Amid the illusion of dark desert sands beneath a vault of stars in a virtual-reality studio in Woodstock, Cape Town, a Dubship hovers in space.
Amid the illusion of dark desert sands beneath a vault of stars in a virtual-reality studio in Woodstock, Cape Town, a Dubship hovers in space.
Image: Ralph Borland

The friends - all members of the local VR community Metaverse Crew, founded by Treweek - discussed parties they wanted to host in the club. "Show him the mixer," said Borland, speaking into Stapleton's mic, and we variously walked and wafted towards a disc of light next to the Dubship, which turned out to be a highly detailed sound mixer. "Still in development," said Devonport. "Ultimately it will allow mixing of the Dubship's sound components." He then drew me towards a fire burning on the black dune sands, which crackled and hissed when we came near. "A blending of four fire sounds," said Devonport. Strangely, it felt warm.

Phace, meanwhile, had gone over to a shipping container, which functions as the world's entry port. When pressed, a button on the container wall activated a short documentary about Garvey's shipping company. I began to feel seasick. "It happens," said Phace. "VR makes you spatially present in a different space. It's a fundamental shift in perception, like moving from black and white to colour."

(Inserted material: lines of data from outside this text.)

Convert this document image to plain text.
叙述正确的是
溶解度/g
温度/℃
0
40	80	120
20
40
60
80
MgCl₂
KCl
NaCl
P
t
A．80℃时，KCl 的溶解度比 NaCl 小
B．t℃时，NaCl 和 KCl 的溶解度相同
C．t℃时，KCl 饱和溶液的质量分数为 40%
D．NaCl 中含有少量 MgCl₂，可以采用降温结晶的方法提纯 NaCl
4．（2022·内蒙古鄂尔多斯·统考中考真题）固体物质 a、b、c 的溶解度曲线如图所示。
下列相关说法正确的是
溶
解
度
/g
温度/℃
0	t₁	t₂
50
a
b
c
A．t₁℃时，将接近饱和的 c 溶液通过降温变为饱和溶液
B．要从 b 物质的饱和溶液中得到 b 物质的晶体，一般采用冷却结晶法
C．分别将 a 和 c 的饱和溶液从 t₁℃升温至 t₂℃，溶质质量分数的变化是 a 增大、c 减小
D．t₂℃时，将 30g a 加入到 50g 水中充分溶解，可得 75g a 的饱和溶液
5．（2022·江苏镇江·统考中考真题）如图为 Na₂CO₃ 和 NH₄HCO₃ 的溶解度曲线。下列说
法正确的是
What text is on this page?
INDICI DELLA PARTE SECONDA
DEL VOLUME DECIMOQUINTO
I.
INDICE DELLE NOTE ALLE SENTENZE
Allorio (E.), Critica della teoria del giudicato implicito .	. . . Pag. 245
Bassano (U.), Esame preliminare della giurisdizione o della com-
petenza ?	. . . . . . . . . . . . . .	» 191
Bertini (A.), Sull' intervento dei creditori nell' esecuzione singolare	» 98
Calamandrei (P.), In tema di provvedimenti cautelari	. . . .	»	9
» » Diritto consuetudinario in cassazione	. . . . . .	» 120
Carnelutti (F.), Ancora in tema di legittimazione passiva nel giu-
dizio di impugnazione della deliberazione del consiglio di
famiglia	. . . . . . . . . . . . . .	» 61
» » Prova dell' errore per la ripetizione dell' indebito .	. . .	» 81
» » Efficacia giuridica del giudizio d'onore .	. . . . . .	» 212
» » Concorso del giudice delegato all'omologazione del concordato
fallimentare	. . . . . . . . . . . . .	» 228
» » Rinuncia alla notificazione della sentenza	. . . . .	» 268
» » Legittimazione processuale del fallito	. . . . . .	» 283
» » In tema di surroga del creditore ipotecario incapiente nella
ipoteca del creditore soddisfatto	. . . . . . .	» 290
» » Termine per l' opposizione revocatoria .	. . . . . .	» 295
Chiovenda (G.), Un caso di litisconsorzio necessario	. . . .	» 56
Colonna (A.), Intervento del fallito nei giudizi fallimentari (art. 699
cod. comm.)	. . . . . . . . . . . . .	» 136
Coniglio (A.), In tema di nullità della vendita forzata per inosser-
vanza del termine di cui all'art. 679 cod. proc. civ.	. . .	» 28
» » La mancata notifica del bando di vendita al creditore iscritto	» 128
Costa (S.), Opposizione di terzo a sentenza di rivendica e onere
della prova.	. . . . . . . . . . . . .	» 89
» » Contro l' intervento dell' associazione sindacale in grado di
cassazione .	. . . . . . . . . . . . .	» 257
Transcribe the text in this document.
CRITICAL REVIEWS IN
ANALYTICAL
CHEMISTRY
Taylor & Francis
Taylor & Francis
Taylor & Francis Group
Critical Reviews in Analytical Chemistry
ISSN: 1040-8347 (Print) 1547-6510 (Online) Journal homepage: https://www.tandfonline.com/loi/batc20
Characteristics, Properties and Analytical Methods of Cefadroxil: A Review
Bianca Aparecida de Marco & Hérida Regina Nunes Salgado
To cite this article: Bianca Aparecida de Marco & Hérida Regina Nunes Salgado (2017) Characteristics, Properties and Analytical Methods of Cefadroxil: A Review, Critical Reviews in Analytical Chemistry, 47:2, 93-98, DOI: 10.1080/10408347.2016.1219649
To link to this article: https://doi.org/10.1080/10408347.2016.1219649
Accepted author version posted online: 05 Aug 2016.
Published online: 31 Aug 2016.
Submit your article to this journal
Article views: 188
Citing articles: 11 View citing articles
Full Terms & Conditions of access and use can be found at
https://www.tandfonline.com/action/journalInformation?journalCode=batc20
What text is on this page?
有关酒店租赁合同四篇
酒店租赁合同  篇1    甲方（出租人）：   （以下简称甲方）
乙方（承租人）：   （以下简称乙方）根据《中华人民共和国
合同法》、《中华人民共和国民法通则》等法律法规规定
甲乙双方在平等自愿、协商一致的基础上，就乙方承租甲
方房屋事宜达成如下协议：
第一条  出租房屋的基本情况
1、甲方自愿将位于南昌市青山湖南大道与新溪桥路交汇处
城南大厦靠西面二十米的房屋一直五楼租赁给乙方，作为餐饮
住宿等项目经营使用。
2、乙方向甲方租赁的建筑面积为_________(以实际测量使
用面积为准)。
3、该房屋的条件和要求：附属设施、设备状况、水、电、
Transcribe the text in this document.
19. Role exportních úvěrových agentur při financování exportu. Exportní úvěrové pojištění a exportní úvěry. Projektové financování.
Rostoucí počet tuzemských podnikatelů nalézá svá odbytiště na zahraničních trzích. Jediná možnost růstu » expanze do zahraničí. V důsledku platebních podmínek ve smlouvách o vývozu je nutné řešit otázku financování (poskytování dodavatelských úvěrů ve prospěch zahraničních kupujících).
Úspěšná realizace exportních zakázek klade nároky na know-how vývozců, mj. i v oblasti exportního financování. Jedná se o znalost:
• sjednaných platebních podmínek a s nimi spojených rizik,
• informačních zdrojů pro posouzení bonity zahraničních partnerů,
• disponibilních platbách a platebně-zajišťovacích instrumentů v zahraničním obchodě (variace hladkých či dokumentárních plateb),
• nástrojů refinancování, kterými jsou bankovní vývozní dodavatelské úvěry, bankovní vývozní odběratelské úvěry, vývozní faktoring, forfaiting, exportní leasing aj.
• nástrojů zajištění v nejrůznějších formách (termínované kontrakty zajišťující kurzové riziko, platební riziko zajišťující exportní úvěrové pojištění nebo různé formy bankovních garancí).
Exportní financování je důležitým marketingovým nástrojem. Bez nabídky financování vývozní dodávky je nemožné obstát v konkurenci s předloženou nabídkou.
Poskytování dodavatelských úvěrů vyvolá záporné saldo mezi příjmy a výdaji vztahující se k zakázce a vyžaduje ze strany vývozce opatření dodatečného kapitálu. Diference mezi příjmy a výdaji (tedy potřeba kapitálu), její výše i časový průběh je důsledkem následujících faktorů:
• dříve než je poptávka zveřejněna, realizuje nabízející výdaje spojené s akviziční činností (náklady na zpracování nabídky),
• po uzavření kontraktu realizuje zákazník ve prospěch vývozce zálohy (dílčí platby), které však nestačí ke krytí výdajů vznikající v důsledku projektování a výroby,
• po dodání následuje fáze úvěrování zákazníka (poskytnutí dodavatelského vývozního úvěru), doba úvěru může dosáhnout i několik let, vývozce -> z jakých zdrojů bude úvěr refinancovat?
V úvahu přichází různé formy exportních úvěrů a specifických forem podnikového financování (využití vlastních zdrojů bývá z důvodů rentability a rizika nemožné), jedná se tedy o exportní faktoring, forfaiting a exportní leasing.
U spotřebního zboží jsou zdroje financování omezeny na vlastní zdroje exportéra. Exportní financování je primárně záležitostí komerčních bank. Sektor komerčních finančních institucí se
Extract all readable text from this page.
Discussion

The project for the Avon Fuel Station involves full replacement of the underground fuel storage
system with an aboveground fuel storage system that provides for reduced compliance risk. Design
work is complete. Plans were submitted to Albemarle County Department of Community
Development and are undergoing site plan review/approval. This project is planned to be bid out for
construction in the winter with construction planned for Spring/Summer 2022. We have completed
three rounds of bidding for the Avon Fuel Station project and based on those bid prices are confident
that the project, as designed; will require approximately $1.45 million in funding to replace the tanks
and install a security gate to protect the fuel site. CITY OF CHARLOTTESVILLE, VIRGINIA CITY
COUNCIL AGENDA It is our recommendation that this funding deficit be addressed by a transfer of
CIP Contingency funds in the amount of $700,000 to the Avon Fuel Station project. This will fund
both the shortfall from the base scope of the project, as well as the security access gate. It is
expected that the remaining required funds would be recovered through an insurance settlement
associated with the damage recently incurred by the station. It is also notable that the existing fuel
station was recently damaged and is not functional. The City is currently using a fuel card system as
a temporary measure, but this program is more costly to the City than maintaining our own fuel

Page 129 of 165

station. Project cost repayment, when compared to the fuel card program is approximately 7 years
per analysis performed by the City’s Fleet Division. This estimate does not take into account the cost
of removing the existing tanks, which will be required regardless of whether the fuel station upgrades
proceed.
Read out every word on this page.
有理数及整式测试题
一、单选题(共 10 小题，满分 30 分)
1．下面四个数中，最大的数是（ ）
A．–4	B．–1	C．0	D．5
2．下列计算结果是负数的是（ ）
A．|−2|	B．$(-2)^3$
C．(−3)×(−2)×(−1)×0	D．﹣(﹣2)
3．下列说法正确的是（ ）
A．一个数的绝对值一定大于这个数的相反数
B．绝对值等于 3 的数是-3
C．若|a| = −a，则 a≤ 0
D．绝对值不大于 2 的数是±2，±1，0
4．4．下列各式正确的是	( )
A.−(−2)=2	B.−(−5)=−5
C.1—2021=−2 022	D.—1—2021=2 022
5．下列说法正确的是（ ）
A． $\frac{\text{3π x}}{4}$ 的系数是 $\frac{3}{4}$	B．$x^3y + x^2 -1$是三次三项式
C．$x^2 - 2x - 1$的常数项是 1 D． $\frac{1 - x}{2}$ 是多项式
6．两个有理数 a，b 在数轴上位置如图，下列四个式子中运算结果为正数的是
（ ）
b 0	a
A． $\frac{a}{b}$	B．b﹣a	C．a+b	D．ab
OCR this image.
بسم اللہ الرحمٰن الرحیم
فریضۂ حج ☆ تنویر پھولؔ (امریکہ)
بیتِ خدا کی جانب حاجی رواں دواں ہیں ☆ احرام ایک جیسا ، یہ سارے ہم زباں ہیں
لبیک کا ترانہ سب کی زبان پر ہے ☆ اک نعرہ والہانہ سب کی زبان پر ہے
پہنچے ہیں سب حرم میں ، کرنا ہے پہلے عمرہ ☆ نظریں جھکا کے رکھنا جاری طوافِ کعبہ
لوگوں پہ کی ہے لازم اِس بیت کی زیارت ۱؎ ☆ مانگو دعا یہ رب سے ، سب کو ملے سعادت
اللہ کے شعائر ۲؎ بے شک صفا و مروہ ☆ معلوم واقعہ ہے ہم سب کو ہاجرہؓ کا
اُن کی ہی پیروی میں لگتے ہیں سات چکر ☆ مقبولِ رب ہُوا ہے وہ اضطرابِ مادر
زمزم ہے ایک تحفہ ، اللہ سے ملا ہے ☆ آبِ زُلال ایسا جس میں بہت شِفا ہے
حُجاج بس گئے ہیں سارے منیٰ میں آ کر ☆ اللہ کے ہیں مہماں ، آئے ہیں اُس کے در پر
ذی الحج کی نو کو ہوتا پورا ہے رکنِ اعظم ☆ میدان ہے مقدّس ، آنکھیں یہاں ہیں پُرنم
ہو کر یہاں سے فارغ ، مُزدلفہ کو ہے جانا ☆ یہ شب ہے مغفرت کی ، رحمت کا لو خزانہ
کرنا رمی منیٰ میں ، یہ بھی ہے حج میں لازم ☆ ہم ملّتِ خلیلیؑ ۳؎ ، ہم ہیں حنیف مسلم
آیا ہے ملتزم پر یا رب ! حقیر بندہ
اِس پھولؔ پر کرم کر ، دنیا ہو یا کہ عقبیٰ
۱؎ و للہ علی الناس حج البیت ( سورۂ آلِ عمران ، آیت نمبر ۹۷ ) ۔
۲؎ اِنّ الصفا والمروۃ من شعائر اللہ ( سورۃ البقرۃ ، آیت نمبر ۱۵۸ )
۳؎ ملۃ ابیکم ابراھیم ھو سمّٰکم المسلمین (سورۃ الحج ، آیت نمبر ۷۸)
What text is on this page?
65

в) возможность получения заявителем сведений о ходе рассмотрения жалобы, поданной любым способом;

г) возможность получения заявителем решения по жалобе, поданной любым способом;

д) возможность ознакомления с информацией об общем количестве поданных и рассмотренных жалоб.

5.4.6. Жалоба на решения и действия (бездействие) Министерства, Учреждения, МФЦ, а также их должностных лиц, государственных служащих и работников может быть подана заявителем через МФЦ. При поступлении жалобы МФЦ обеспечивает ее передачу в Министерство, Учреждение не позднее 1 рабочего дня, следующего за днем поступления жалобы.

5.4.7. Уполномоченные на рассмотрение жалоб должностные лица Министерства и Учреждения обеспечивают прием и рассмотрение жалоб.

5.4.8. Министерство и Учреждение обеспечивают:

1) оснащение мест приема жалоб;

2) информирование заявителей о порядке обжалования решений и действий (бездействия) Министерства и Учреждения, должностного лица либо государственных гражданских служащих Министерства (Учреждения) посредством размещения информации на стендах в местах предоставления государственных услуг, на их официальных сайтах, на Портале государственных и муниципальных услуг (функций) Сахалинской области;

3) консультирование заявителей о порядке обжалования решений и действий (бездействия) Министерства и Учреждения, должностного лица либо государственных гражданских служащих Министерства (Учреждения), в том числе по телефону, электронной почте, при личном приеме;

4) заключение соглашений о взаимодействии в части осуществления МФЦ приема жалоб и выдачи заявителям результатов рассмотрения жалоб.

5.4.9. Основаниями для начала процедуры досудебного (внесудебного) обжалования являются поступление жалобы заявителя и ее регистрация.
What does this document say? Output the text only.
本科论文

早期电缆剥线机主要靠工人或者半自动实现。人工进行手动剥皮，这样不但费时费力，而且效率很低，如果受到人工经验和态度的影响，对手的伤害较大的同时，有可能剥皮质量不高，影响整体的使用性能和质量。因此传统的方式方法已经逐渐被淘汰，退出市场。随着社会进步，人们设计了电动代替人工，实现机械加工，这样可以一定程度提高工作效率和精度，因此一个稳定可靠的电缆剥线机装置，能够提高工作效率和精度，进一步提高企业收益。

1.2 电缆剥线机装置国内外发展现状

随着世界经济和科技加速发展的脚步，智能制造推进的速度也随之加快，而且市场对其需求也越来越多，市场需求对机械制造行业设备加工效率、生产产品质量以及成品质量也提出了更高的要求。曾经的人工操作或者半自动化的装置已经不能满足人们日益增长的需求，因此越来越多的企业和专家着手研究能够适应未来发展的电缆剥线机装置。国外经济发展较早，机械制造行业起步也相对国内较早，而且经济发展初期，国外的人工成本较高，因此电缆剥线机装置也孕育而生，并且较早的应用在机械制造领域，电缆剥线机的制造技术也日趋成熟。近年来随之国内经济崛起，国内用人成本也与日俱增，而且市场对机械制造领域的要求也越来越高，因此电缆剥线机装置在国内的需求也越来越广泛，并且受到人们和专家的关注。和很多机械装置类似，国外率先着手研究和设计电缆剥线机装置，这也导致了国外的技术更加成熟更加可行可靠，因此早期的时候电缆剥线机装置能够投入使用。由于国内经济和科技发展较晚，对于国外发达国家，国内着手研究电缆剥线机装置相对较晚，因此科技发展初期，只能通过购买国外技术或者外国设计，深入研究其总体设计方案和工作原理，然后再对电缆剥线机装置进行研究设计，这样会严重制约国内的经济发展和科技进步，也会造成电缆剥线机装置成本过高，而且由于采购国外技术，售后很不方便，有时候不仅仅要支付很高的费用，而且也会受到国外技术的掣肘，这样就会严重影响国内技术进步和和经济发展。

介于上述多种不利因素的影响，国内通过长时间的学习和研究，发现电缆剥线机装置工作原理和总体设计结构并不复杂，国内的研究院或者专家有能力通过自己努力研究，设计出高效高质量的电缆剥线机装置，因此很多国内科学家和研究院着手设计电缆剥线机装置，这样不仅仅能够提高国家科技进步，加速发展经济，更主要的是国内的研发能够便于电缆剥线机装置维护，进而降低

A portal was opened, and we wandered through corridors into a virtual meeting space high up in a skyscraper. I was shown a digital mirror, where I glimpsed that my own avatar was skull-faced, and wearing  a hoodie. I started feeling very ill, and wandered over to the window in search of air, but went too far and fell out, to my death, only to re-spawn in the lobby. I dragged off the headset, and asked Stapleton to kindly bid the others farewell.

A NEW FRONTIER

Outside, an occasional taxi hooted on Main Road, and although we didn't know it at the time, a Covid-19 variant called 501Y.V2 was already spreading. The former world, which had ended in March 2020 with SA's first hard lockdown, was about to recede in the rear-view mirror at an increasingly rapid rate.

Had I just glimpsed the future of chance encounters? Most VR platforms are relatively borderless, you can wander between worlds - 25,000 worlds on the VRChat platform
on which Digi-Dub Club is hosted - encountering all kinds of individuals, communities, possibly even sub-cultures.

Borland considered the question, and agreed that physical space still has the edge. He later wrote, "It's a certainty that virtual spaces are not yet complex enough to replicate the encounters thrown up in physical space, especially the dense layering of history in cities, but VR does offer us the prospect of magical realms that exist alongside ours."

My route home passed an encampment of would-be Tanzanian stowaways, and a different kind of exploded view: a set of clothes, from socks to beanies, drying on a highway embankment. There's no telling what Garvey would make of Borland's work, but if he were alive today and travelling the streets of Cape Town, I reckon he would be heartbroken.

The next landing of the Dubship will be at the Dakar Biennale in 2022. Find out more at dubships.spacecraft.africa. Borland is also working on a research project for the Institute for Humanities in Africa, University of Cape Town, investigating the social impact of emerging technologies in Africa.